No, good ole Ed would write about it in that cat box liner of his.”

She cackled at her own attempt at humor.

“Did you love Theo?” he asked.

“No,” she said, but tears appeared in her eyes as she said it. “It doesn’t pay to love anybody that ornery and mean.”

Scott took his coat and she went back inside, where he could hear her screaming at Billy, but he couldn’t make out what she was saying. He took one whiff of the stench of cigarettes and perfume on his coat and carried it back to the station held out in front of him rather than putting it on. He left it hanging outside the back door the rest of the day to air it out.

 

 

Skip and Frank had worked out a timeline for Theo’s last day, and they went over it with Scott. Theo had gone around town on Saturday being his usual disagreeable self, picking fights and stirring up trouble, before going home to prepare a dinner for someone who it seemed did not show up. They reported that Gail Godwin, Theo’s housekeeper, said she didn’t know who he had invited to dinner. Theo came into town, fought with Patrick outside the Rose and Thorn, took a drive with Willy Neff out to Hannah’s farm, went back to the Rose and Thorn for another altercation with Patrick, went to Phyllis’s, and then went to the vet’s office and got killed. Nobody saw Willy Neff after Theo left Hannah’s farm with him.

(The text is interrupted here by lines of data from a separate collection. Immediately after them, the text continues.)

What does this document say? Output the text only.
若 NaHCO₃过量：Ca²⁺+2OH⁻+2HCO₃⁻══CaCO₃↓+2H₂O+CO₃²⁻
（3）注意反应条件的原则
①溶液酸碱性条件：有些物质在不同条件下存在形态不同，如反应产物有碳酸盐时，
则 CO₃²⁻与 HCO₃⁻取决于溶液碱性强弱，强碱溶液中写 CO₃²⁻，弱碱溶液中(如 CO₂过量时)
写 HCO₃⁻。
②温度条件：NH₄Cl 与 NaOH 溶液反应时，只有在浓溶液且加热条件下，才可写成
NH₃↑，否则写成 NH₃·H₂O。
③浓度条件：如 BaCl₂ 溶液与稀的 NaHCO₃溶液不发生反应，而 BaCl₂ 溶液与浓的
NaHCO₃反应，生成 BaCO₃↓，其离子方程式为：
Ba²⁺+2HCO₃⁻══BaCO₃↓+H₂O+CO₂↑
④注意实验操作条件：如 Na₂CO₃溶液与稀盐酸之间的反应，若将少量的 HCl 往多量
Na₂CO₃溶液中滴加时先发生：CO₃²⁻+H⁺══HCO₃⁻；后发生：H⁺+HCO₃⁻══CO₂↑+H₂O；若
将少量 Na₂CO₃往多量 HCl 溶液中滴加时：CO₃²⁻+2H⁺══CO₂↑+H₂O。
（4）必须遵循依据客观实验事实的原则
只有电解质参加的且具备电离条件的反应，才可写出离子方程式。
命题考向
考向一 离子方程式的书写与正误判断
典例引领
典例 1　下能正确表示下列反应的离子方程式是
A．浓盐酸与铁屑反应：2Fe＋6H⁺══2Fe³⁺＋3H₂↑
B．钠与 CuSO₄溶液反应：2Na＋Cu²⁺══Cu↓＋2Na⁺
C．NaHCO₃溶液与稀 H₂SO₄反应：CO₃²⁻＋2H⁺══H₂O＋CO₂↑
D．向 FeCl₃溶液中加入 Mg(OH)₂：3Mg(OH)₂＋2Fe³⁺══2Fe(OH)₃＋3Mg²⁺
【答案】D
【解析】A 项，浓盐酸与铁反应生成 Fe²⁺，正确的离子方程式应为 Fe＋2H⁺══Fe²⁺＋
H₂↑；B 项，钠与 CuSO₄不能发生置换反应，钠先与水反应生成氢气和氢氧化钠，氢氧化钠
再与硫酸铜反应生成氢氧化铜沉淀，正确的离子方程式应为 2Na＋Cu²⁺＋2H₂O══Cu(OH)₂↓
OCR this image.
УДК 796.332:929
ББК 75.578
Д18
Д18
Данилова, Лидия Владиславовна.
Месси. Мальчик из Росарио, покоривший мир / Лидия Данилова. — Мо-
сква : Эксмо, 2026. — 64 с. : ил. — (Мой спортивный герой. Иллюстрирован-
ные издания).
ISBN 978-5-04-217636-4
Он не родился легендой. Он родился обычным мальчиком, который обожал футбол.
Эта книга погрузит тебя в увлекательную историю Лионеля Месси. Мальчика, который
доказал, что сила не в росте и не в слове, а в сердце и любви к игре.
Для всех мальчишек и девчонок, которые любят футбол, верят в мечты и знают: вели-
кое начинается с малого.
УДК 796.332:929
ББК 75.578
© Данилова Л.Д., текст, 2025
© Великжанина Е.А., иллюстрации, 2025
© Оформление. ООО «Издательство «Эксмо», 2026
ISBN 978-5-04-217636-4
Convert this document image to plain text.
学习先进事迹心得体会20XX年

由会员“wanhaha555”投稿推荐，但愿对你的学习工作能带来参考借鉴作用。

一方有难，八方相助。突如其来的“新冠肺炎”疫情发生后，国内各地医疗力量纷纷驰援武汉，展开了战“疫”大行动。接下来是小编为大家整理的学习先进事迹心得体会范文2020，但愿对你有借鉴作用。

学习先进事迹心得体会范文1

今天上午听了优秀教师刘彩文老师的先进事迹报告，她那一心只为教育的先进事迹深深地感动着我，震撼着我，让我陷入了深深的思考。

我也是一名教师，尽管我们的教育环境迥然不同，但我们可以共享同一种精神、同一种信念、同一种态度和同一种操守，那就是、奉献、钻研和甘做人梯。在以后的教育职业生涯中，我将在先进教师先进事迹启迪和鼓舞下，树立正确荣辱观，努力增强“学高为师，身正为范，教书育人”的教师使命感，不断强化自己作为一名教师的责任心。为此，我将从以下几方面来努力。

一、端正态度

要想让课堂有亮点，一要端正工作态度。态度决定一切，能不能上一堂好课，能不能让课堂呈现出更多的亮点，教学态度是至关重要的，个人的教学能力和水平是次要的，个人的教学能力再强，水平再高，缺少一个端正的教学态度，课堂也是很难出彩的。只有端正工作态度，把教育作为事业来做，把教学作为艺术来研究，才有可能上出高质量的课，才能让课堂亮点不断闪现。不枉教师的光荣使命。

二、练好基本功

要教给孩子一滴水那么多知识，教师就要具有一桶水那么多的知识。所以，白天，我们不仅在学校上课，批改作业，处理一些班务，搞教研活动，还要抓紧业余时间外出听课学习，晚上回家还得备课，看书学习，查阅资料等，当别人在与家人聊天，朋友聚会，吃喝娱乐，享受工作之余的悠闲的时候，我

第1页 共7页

They compared notes and Scott made assignments for the next day. He wanted Frank to talk to some of Theo’s latest dog breeding customers to see if anyone was angry about the experience. Scott then let them go home for some much needed rest, although he could have used some himself. He was used to stretching himself thin so his staff could lead normal lives. He made a fresh pot of coffee, spread out his notes, and had just settled in for the duration when the phone rang.